Alice redete gerne beim Arbeiten. Als Jim sie fragte, wo sie wohnte, erzählte sie ihm von einer kleinen Insel vor der Küste der East Bronx im Long Island Sound. Eine zweispurige Brücke verband die Insel mit dem Festland. Jim war aus Yonkers und hatte noch nie von diesem Ort gehört, aber das war nichts Besonderes. Bis zum heutigen Tag ist die Insel das bestgehütete Geheimnis von ganz New York.
»Sie heißt Turtle Island«, sagte Alice. Sie erzählte ihm, dass im achtzehnten Jahrhundert, als die ersten englischen Siedler ankamen, dort Dutzende von Riesenschildkröten auf den Felsen gelegen hatten. Die Siedler hatten keine Mühe gehabt, ihrer neuen Heimat einen Namen zu geben. Schildkröten nahmen sofort einen wichtigen Platz in ihrem Leben ein. Das Fleisch aßen sie, die Haut verarbeiteten sie zu Leder, die Panzer benutzten sie als Schüsseln oder machten daraus Schmuck. Das Fett verwendeten sie als Öl. Innerhalb von dreißig Jahren waren die Schildkröten ausgerottet.

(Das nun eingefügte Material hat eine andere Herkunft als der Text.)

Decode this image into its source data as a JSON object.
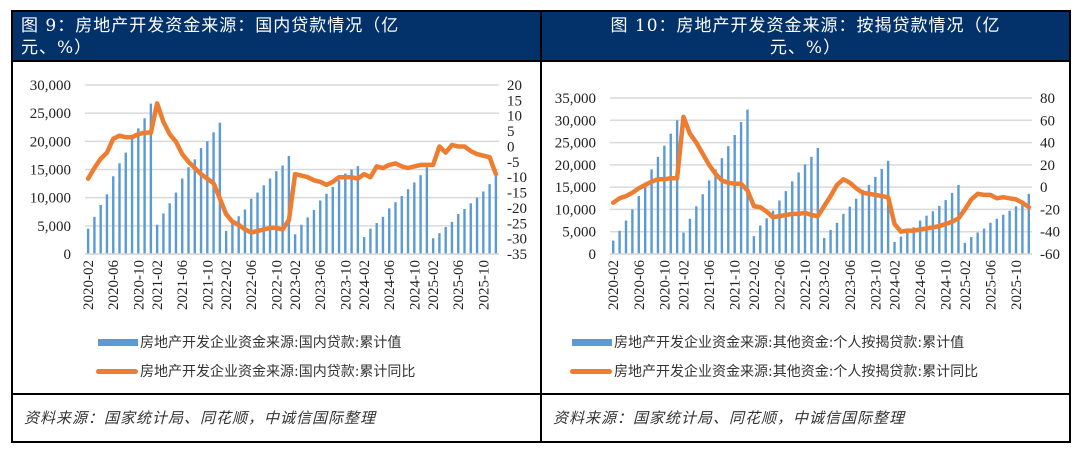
{
  "colors": {
    "title_bg": "#03326a",
    "bar": "#5b9bd5",
    "line": "#ed7d31",
    "grid": "#d9d9d9"
  },
  "panels": [
    {
      "title_line1": "图 9：房地产开发资金来源：国内贷款情况（亿",
      "title_line2": "元、%）",
      "legend_bar": "房地产开发企业资金来源:国内贷款:累计值",
      "legend_line": "房地产开发企业资金来源:国内贷款:累计同比",
      "source": "资料来源：国家统计局、同花顺，中诚信国际整理"
    },
    {
      "title_line1": "图 10：房地产开发资金来源：按揭贷款情况（亿",
      "title_line2": "元、%）",
      "legend_bar": "房地产开发企业资金来源:其他资金:个人按揭贷款:累计值",
      "legend_line": "房地产开发企业资金来源:其他资金:个人按揭贷款:累计同比",
      "source": "资料来源：国家统计局、同花顺，中诚信国际整理"
    }
  ],
  "chart_data": [
    {
      "type": "bar",
      "title": "图 9：房地产开发资金来源：国内贷款情况（亿元、%）",
      "x_tick_labels": [
        "2020-02",
        "2020-06",
        "2020-10",
        "2021-02",
        "2021-06",
        "2021-10",
        "2022-02",
        "2022-06",
        "2022-10",
        "2023-02",
        "2023-06",
        "2023-10",
        "2024-02",
        "2024-06",
        "2024-10",
        "2025-02",
        "2025-06",
        "2025-10"
      ],
      "y_ticks": [
        "0",
        "5,000",
        "10,000",
        "15,000",
        "20,000",
        "25,000",
        "30,000"
      ],
      "y2_ticks": [
        "-35",
        "-30",
        "-25",
        "-20",
        "-15",
        "-10",
        "-5",
        "0",
        "5",
        "10",
        "15",
        "20"
      ],
      "ylim": [
        0,
        30000
      ],
      "y2lim": [
        -35,
        20
      ],
      "grid": true,
      "legend_position": "bottom",
      "years": [
        {
          "year": "2020",
          "months": [
            "02",
            "03",
            "04",
            "05",
            "06",
            "07",
            "08",
            "09",
            "10",
            "11",
            "12"
          ]
        },
        {
          "year": "2021",
          "months": [
            "02",
            "03",
            "04",
            "05",
            "06",
            "07",
            "08",
            "09",
            "10",
            "11",
            "12"
          ]
        },
        {
          "year": "2022",
          "months": [
            "02",
            "03",
            "04",
            "05",
            "06",
            "07",
            "08",
            "09",
            "10",
            "11",
            "12"
          ]
        },
        {
          "year": "2023",
          "months": [
            "02",
            "03",
            "04",
            "05",
            "06",
            "07",
            "08",
            "09",
            "10",
            "11",
            "12"
          ]
        },
        {
          "year": "2024",
          "months": [
            "02",
            "03",
            "04",
            "05",
            "06",
            "07",
            "08",
            "09",
            "10",
            "11",
            "12"
          ]
        },
        {
          "year": "2025",
          "months": [
            "02",
            "03",
            "04",
            "05",
            "06",
            "07",
            "08",
            "09",
            "10",
            "11"
          ]
        }
      ],
      "series": [
        {
          "name": "房地产开发企业资金来源:国内贷款:累计值",
          "kind": "bar",
          "axis": "left",
          "values": [
            4500,
            6600,
            8700,
            10600,
            13800,
            16100,
            18000,
            20500,
            22300,
            24100,
            26700,
            5200,
            7200,
            9000,
            10900,
            13400,
            15400,
            16800,
            18800,
            20000,
            21600,
            23300,
            4100,
            5400,
            6700,
            7900,
            9800,
            10900,
            12200,
            13400,
            14700,
            15700,
            17400,
            3500,
            5200,
            6500,
            7800,
            9500,
            10700,
            11900,
            13100,
            14300,
            15000,
            15600,
            3000,
            4500,
            5500,
            6600,
            8100,
            9200,
            10300,
            11500,
            12700,
            14000,
            15400,
            2800,
            3700,
            4800,
            5700,
            7100,
            8000,
            9000,
            10000,
            11100,
            12400,
            13900
          ]
        },
        {
          "name": "房地产开发企业资金来源:国内贷款:累计同比",
          "kind": "line",
          "axis": "right",
          "values": [
            -10.5,
            -7,
            -4,
            -2,
            2.5,
            3.5,
            3,
            3,
            4,
            4.5,
            4.5,
            14,
            8,
            4,
            1.5,
            -2.5,
            -5,
            -7,
            -9,
            -10.5,
            -12,
            -17,
            -22,
            -24.5,
            -25.5,
            -27,
            -28,
            -27.5,
            -27,
            -26.5,
            -26.5,
            -27,
            -24,
            -9,
            -9.5,
            -10,
            -11,
            -11.5,
            -12.5,
            -11.5,
            -10,
            -10,
            -10,
            -10.5,
            -9,
            -10,
            -6.5,
            -7,
            -6,
            -5.5,
            -6.5,
            -7,
            -6.5,
            -6,
            -6,
            -6,
            0,
            -2,
            0.5,
            0,
            0,
            -1.5,
            -2.5,
            -3,
            -3.5,
            -9
          ]
        }
      ]
    },
    {
      "type": "bar",
      "title": "图 10：房地产开发资金来源：按揭贷款情况（亿元、%）",
      "x_tick_labels": [
        "2020-02",
        "2020-06",
        "2020-10",
        "2021-02",
        "2021-06",
        "2021-10",
        "2022-02",
        "2022-06",
        "2022-10",
        "2023-02",
        "2023-06",
        "2023-10",
        "2024-02",
        "2024-06",
        "2024-10",
        "2025-02",
        "2025-06",
        "2025-10"
      ],
      "y_ticks": [
        "0",
        "5,000",
        "10,000",
        "15,000",
        "20,000",
        "25,000",
        "30,000",
        "35,000"
      ],
      "y2_ticks": [
        "-60",
        "-40",
        "-20",
        "0",
        "20",
        "40",
        "60",
        "80"
      ],
      "ylim": [
        0,
        35000
      ],
      "y2lim": [
        -60,
        80
      ],
      "grid": true,
      "legend_position": "bottom",
      "series": [
        {
          "name": "房地产开发企业资金来源:其他资金:个人按揭贷款:累计值",
          "kind": "bar",
          "axis": "left",
          "values": [
            3000,
            5200,
            7500,
            10000,
            13000,
            16000,
            19000,
            21800,
            24300,
            27000,
            30000,
            4800,
            7900,
            10700,
            13400,
            16500,
            19000,
            21500,
            24200,
            26700,
            29600,
            32400,
            4000,
            6400,
            8000,
            9700,
            12000,
            14100,
            16300,
            18300,
            20100,
            21800,
            23800,
            3600,
            5400,
            7000,
            9000,
            10600,
            12400,
            14400,
            15500,
            17300,
            19100,
            20900,
            2700,
            3900,
            5000,
            6000,
            7500,
            8600,
            9600,
            10800,
            12100,
            13700,
            15500,
            2500,
            3800,
            4800,
            5700,
            7000,
            7900,
            8800,
            9700,
            10700,
            11800,
            13500
          ]
        },
        {
          "name": "房地产开发企业资金来源:其他资金:个人按揭贷款:累计同比",
          "kind": "line",
          "axis": "right",
          "values": [
            -14,
            -10,
            -8,
            -5,
            -1,
            2,
            5,
            7,
            7,
            8,
            8,
            63,
            48,
            40,
            30,
            20,
            12,
            6,
            4,
            3,
            3,
            -3,
            -17,
            -18,
            -22,
            -27,
            -26,
            -25,
            -24,
            -24,
            -23,
            -25,
            -26,
            -17,
            -8,
            2,
            7,
            4,
            -1,
            -5,
            -6,
            -7,
            -8,
            -9,
            -33,
            -40,
            -39,
            -39,
            -38,
            -37,
            -36,
            -35,
            -33,
            -31,
            -28,
            -20,
            -11,
            -6,
            -7,
            -7,
            -10,
            -9,
            -10,
            -11,
            -14,
            -18
          ]
        }
      ]
    }
  ]
}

Glücklicherweise war das Meer ringsum voller Fische, und Turtle Island verwandelte sich bald in ein kleines, stilles Fischerdorf, wie man es in Maine und Massachusetts oft antraf. Jim fand diese Vorstellung sehr aufregend. Er war als Junge gerne angeln gegangen. Er sagte zu Alice, wenn er aus dem Krankenhaus käme, würde er sie gern auf der Schildkröteninsel besuchen.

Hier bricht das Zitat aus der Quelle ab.